MMA warns that switching patients from human insulin to alternatives like SGLT2 inhibitors and insulin analogs poses risks. While effective for some, the sudden shift could be dangerous without proper patient monitoring.

KUALA LUMPUR, August 23 —  The Malaysian Medical Association (MMA) has expressed deep concern over the Ministry of Health’s (MOH) recent decision to adjust treatment regimens for diabetes patients, amid a severe insulin shortage across the country.

While acknowledging the MOH’s efforts to address the unprecedented shortage of human insulin through emergency measures, the MMA said it is “gravely worried” about the potential impact on patient outcomes, particularly for those dependent on human insulin.

“The decision to switch patients from human insulin to more expensive alternatives, such as SGLT2 inhibitors and insulin analogs, raises several significant concerns. 

“While these alternatives may be effective for some, the sudden transition, driven by necessity rather than clinical preference, may pose risks, especially if patients are not adequately monitored or if they do not respond well to the new treatments,” MMA president Dr Azizan Abdul Aziz said in a statement today.

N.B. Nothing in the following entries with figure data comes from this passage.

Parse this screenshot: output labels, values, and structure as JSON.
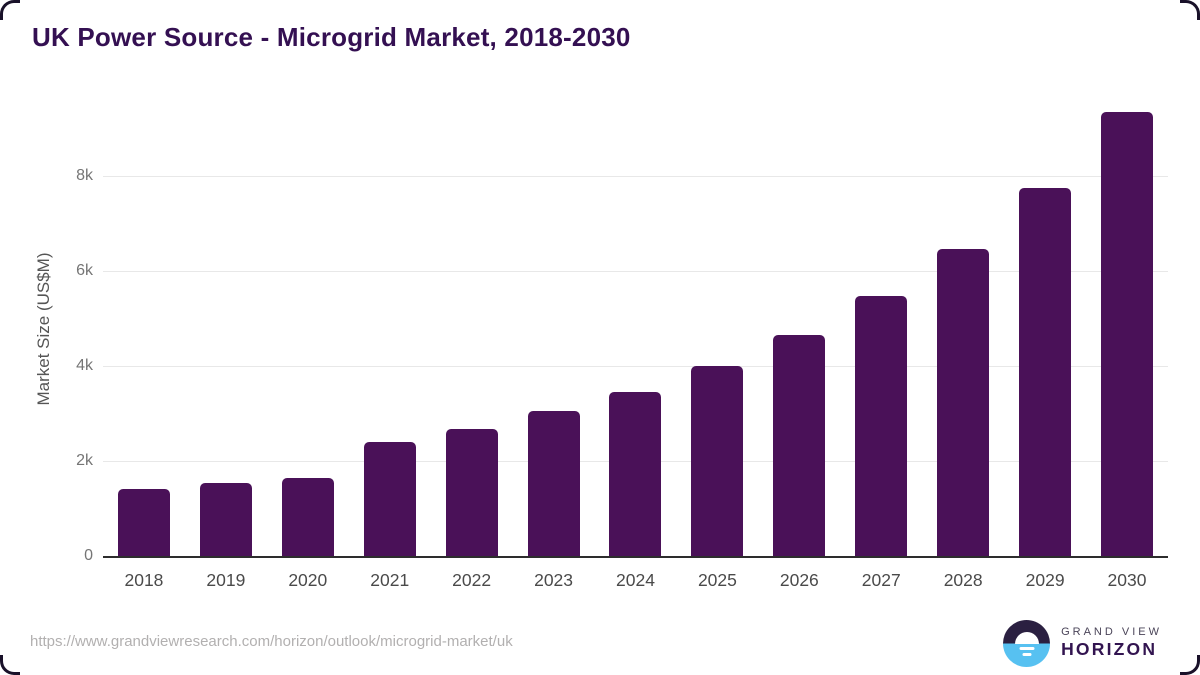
{
  "chart_data": {
    "type": "bar",
    "title": "UK Power Source - Microgrid Market, 2018-2030",
    "xlabel": "",
    "ylabel": "Market Size (US$M)",
    "categories": [
      "2018",
      "2019",
      "2020",
      "2021",
      "2022",
      "2023",
      "2024",
      "2025",
      "2026",
      "2027",
      "2028",
      "2029",
      "2030"
    ],
    "values": [
      1410,
      1540,
      1650,
      2400,
      2680,
      3050,
      3450,
      4010,
      4650,
      5470,
      6460,
      7740,
      9340
    ],
    "ylim": [
      0,
      9600
    ],
    "yticks": [
      {
        "label": "0",
        "value": 0
      },
      {
        "label": "2k",
        "value": 2000
      },
      {
        "label": "4k",
        "value": 4000
      },
      {
        "label": "6k",
        "value": 6000
      },
      {
        "label": "8k",
        "value": 8000
      }
    ],
    "grid": "horizontal",
    "legend": "none",
    "bar_color": "#4a1158"
  },
  "colors": {
    "title": "#341052",
    "bar": "#4a1158",
    "gridline": "#e8e8e8",
    "axis_line": "#2d2d2d",
    "tick_text": "#757575",
    "brand_blue": "#57c1f1",
    "brand_dark": "#2b2041"
  },
  "footer": {
    "source_url": "https://www.grandviewresearch.com/horizon/outlook/microgrid-market/uk",
    "brand_line1": "GRAND VIEW",
    "brand_line2": "HORIZON"
  }
}
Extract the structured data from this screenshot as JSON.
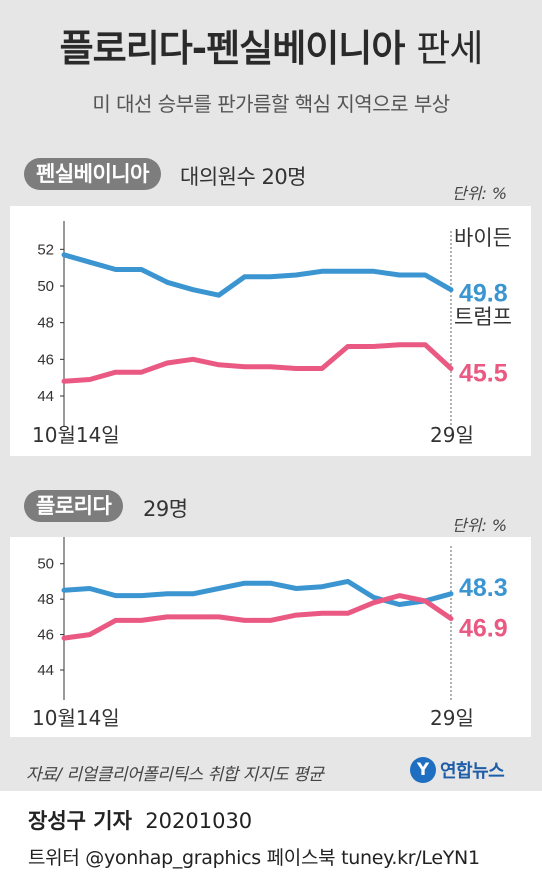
{
  "title": {
    "main": "플로리다-펜실베이니아",
    "suffix": "판세"
  },
  "subtitle": "미 대선 승부를 판가름할 핵심 지역으로 부상",
  "source": "자료/ 리얼클리어폴리틱스 취합 지지도 평균",
  "agency": "연합뉴스",
  "credit": {
    "reporter": "장성구 기자",
    "date": "20201030"
  },
  "social": "트위터 @yonhap_graphics  페이스북 tuney.kr/LeYN1",
  "colors": {
    "biden": "#3b95d1",
    "trump": "#e95982"
  },
  "chart_data": [
    {
      "type": "line",
      "state": "펜실베이니아",
      "note": "대의원수 20명",
      "unit": "단위: %",
      "x_start_label": "10월14일",
      "x_end_label": "29일",
      "ylim": [
        44,
        53
      ],
      "yticks": [
        "52",
        "50",
        "48",
        "46",
        "44"
      ],
      "series": [
        {
          "name": "바이든",
          "final_label": "49.8",
          "values": [
            51.7,
            51.3,
            50.9,
            50.9,
            50.2,
            49.8,
            49.5,
            50.5,
            50.5,
            50.6,
            50.8,
            50.8,
            50.8,
            50.6,
            50.6,
            49.8
          ]
        },
        {
          "name": "트럼프",
          "final_label": "45.5",
          "values": [
            44.8,
            44.9,
            45.3,
            45.3,
            45.8,
            46.0,
            45.7,
            45.6,
            45.6,
            45.5,
            45.5,
            46.7,
            46.7,
            46.8,
            46.8,
            45.5
          ]
        }
      ]
    },
    {
      "type": "line",
      "state": "플로리다",
      "note": "29명",
      "unit": "단위: %",
      "x_start_label": "10월14일",
      "x_end_label": "29일",
      "ylim": [
        44,
        51
      ],
      "yticks": [
        "50",
        "48",
        "46",
        "44"
      ],
      "series": [
        {
          "name": "바이든",
          "final_label": "48.3",
          "values": [
            48.5,
            48.6,
            48.2,
            48.2,
            48.3,
            48.3,
            48.6,
            48.9,
            48.9,
            48.6,
            48.7,
            49.0,
            48.1,
            47.7,
            47.9,
            48.3
          ]
        },
        {
          "name": "트럼프",
          "final_label": "46.9",
          "values": [
            45.8,
            46.0,
            46.8,
            46.8,
            47.0,
            47.0,
            47.0,
            46.8,
            46.8,
            47.1,
            47.2,
            47.2,
            47.8,
            48.2,
            47.9,
            46.9
          ]
        }
      ]
    }
  ]
}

The MMA highlighted these concerns:

  • Patient Safety and Treatment Efficacy: The shift to alternative treatments, while necessary, must be handled with extreme caution. Patients with complex health conditions — such as those with Type 1 diabetes, pregnant women, and those with severe kidney failure — are particularly vulnerable. Any changes to their treatment must be closely monitored to prevent deterioration in their health.
  • Potential for Worsening Health Outcomes: The criteria for switching from human insulin to alternative treatments must be strictly followed. However, these should not replace the individualised care each patient deserves. The risk of worsening glycemic control and increased complications must be mitigated through rigorous follow-ups and patient education.
  • Supply Chain Stability: The current crisis highlights the need for a more robust and diversified supply chain for essential medications like insulin. The MMA urges the MOH to quickly identify alternative manufacturers and work to prevent future shortages.

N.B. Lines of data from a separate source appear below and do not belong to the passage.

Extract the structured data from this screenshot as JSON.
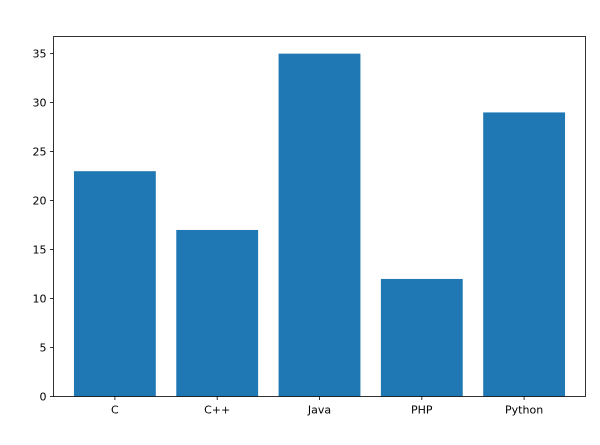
{
  "chart_data": {
    "type": "bar",
    "title": "",
    "xlabel": "",
    "ylabel": "",
    "categories": [
      "C",
      "C++",
      "Java",
      "PHP",
      "Python"
    ],
    "values": [
      23,
      17,
      35,
      12,
      29
    ],
    "ylim": [
      0,
      36.75
    ],
    "yticks": [
      0,
      5,
      10,
      15,
      20,
      25,
      30,
      35
    ],
    "grid": false,
    "bar_color": "#1f77b4"
  }
}
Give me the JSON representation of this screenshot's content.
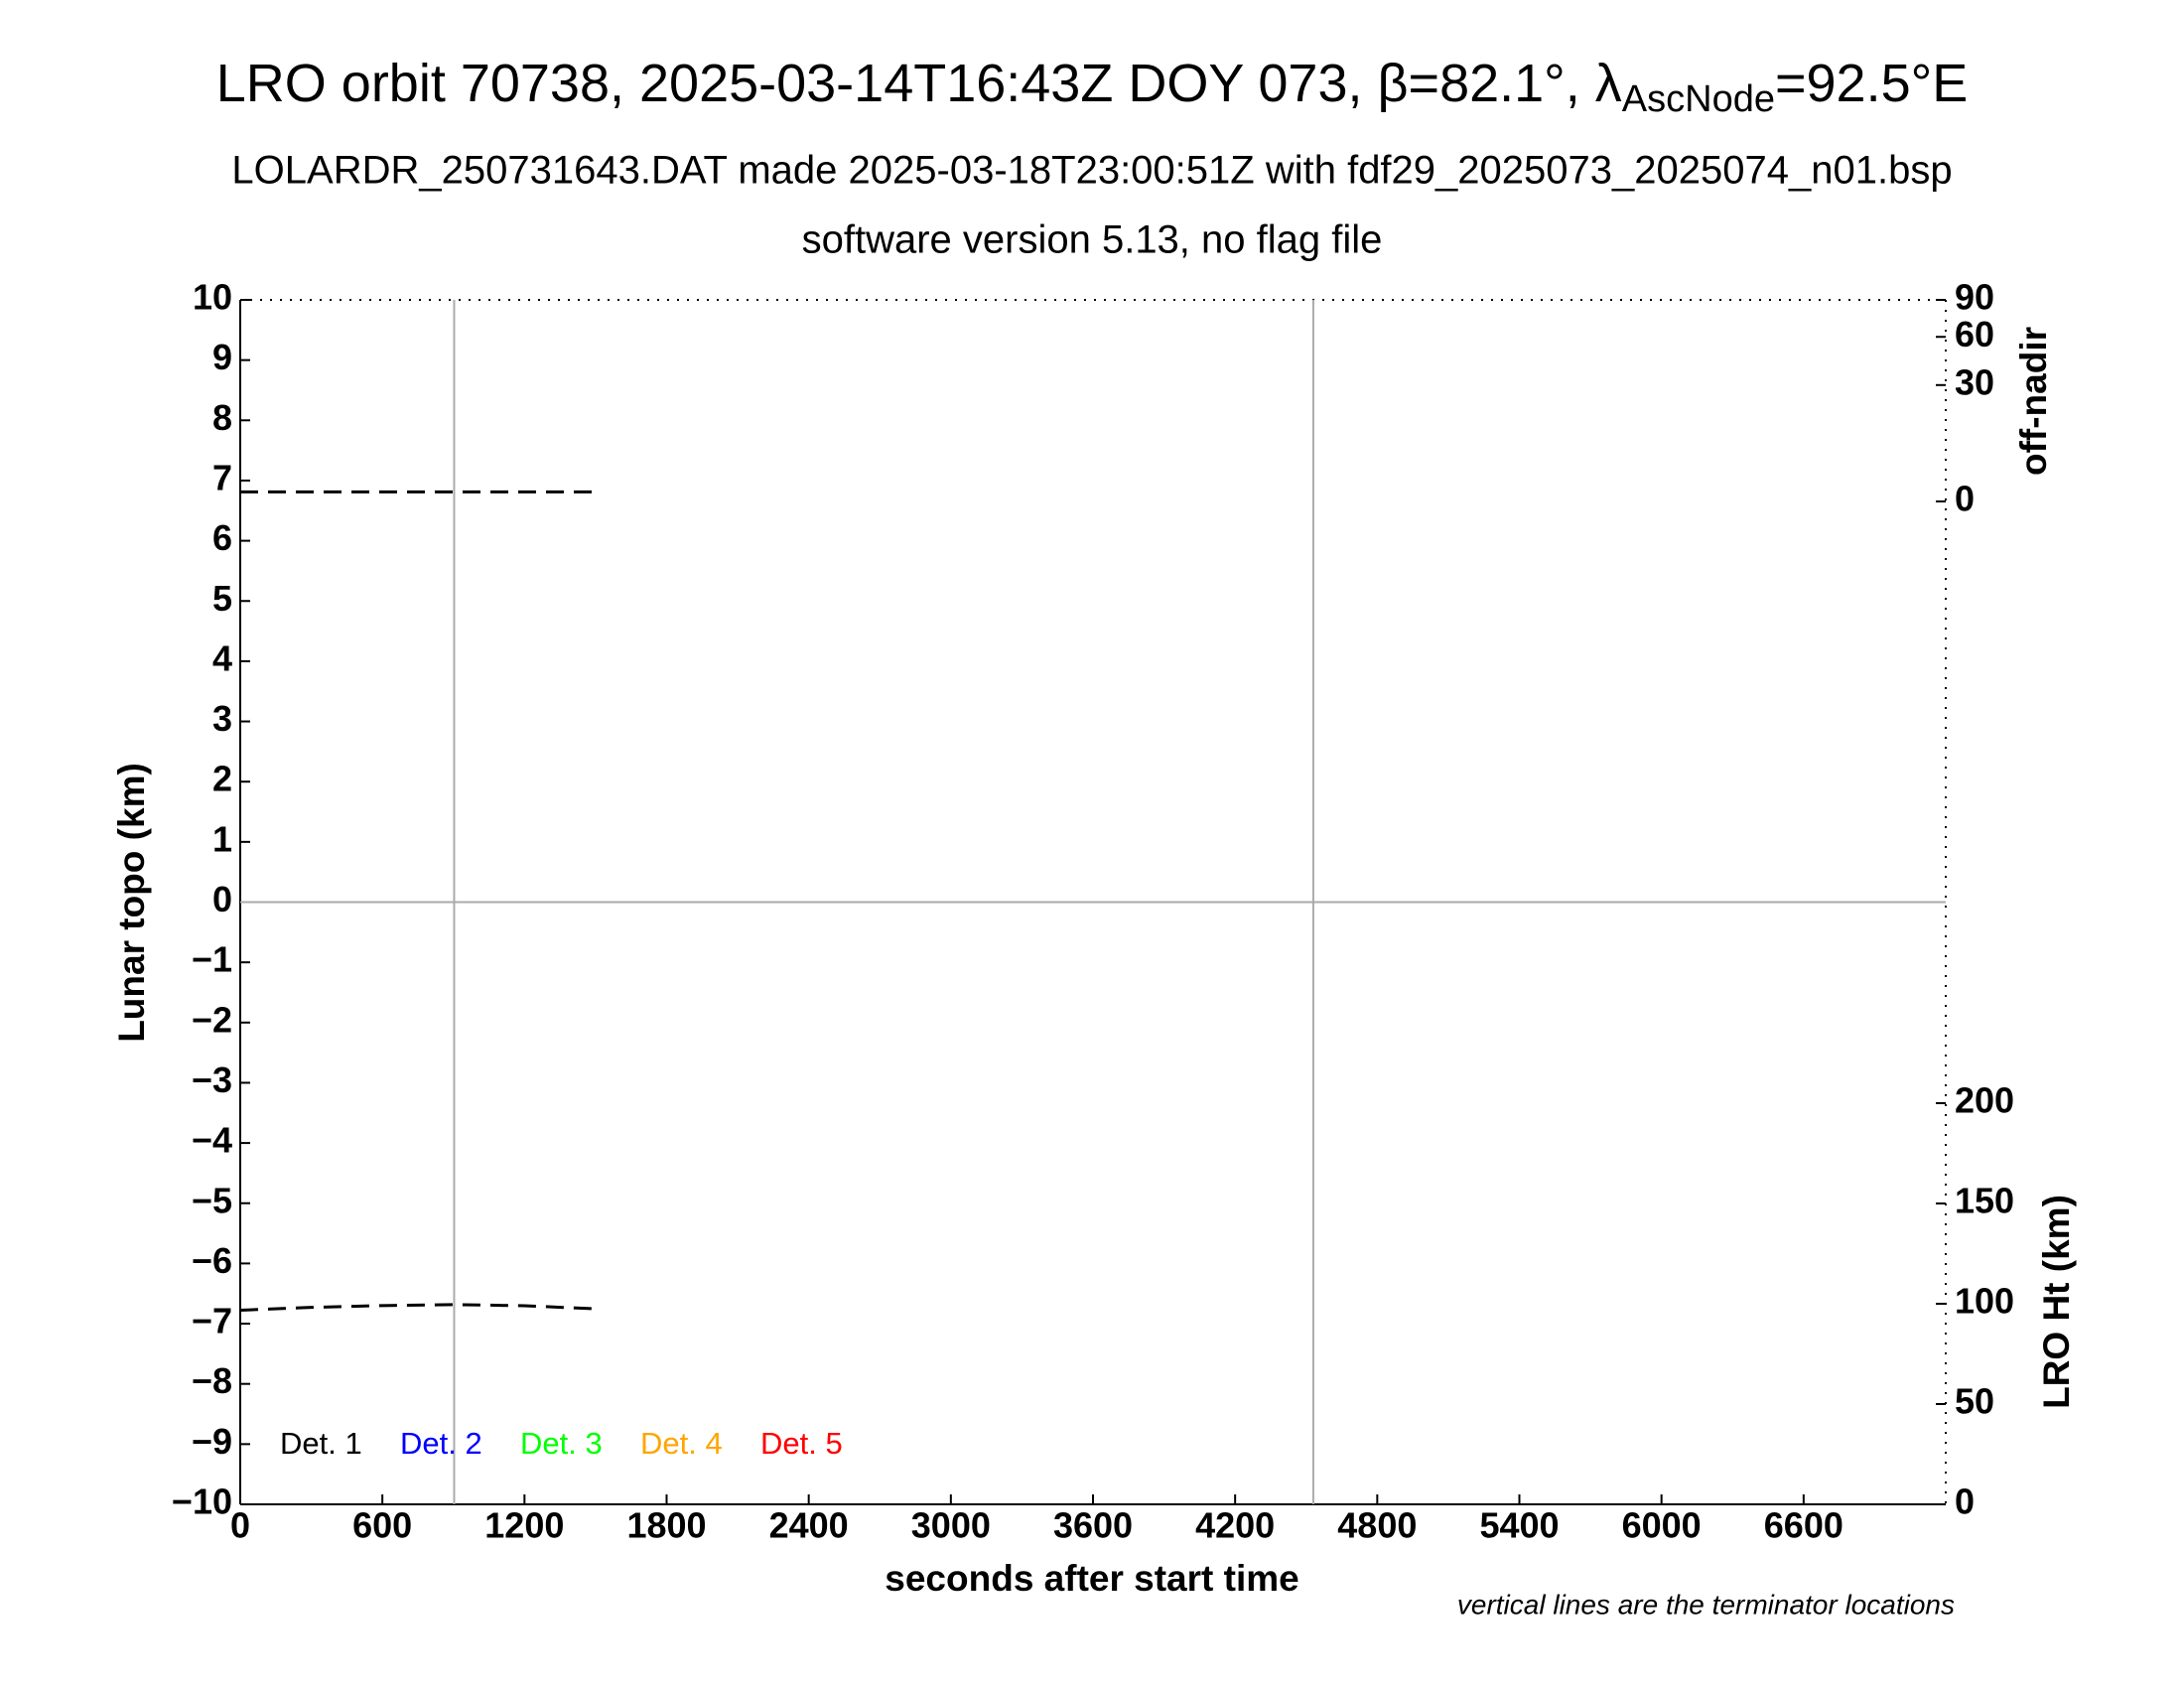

The MMA has called for transparency and open communication with the public and health care providers as the situation unfolds.

“We strongly recommend that the MOH establish a nationwide committee to oversee the management of stock and supply of essential medicines,” Dr Azizan said.

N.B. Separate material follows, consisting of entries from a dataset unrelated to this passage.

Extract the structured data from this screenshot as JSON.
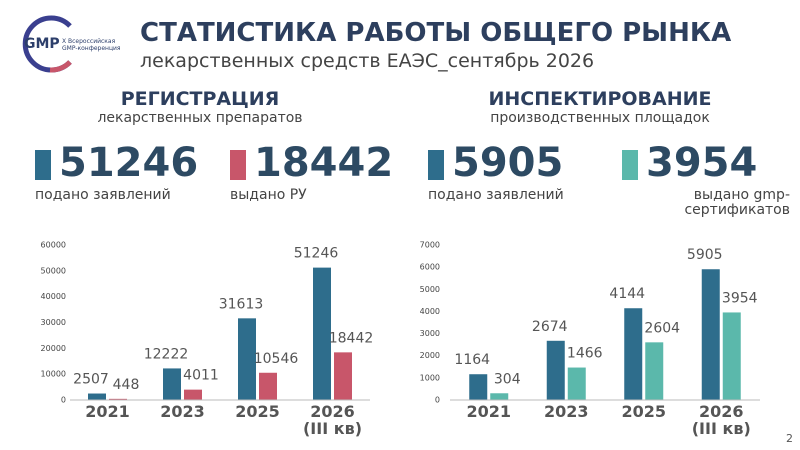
{
  "header": {
    "logo": "GMP",
    "logo_caption": "X Всероссийская GMP-конференция",
    "title": "СТАТИСТИКА РАБОТЫ ОБЩЕГО РЫНКА",
    "subtitle": "лекарственных средств ЕАЭС_сентябрь 2026"
  },
  "page_number": "2",
  "chart_data": [
    {
      "type": "bar",
      "title": "РЕГИСТРАЦИЯ",
      "subtitle": "лекарственных препаратов",
      "categories": [
        "2021",
        "2023",
        "2025",
        "2026 (III кв)"
      ],
      "series": [
        {
          "name": "подано заявлений",
          "color": "#2e6d8c",
          "values": [
            2507,
            12222,
            31613,
            51246
          ]
        },
        {
          "name": "выдано РУ",
          "color": "#c8566a",
          "values": [
            448,
            4011,
            10546,
            18442
          ]
        }
      ],
      "ylim": [
        0,
        60000
      ],
      "yticks": [
        0,
        10000,
        20000,
        30000,
        40000,
        50000,
        60000
      ],
      "grid": false
    },
    {
      "type": "bar",
      "title": "ИНСПЕКТИРОВАНИЕ",
      "subtitle": "производственных площадок",
      "categories": [
        "2021",
        "2023",
        "2025",
        "2026 (III кв)"
      ],
      "series": [
        {
          "name": "подано заявлений",
          "color": "#2e6d8c",
          "values": [
            1164,
            2674,
            4144,
            5905
          ]
        },
        {
          "name": "выдано gmp-сертификатов",
          "color": "#5bb8ab",
          "values": [
            304,
            1466,
            2604,
            3954
          ]
        }
      ],
      "ylim": [
        0,
        7000
      ],
      "yticks": [
        0,
        1000,
        2000,
        3000,
        4000,
        5000,
        6000,
        7000
      ],
      "grid": false
    }
  ]
}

CodeBlue previously reported Health director-general Dr Muhammad Radzi Abu Hassan’s circular issued yesterday on the MOH’s plans to switch 45 per cent of eligible diabetes patients currently on human insulin treatment to insulin analog or SGLT2 inhibitors; 55 per cent can remain on human insulin treatment, if there is enough supply.

SGLT2 inhibitors – which improve glycaemic control by causing the kidneys to remove sugar from the body through urine – are also much more costly than human insulin.

The Health DG’s circular further listed priority groups for insulin naive patients to begin insulin treatment: Type 1 diabetes patients, pregnant women, and patients with serious kidney failure.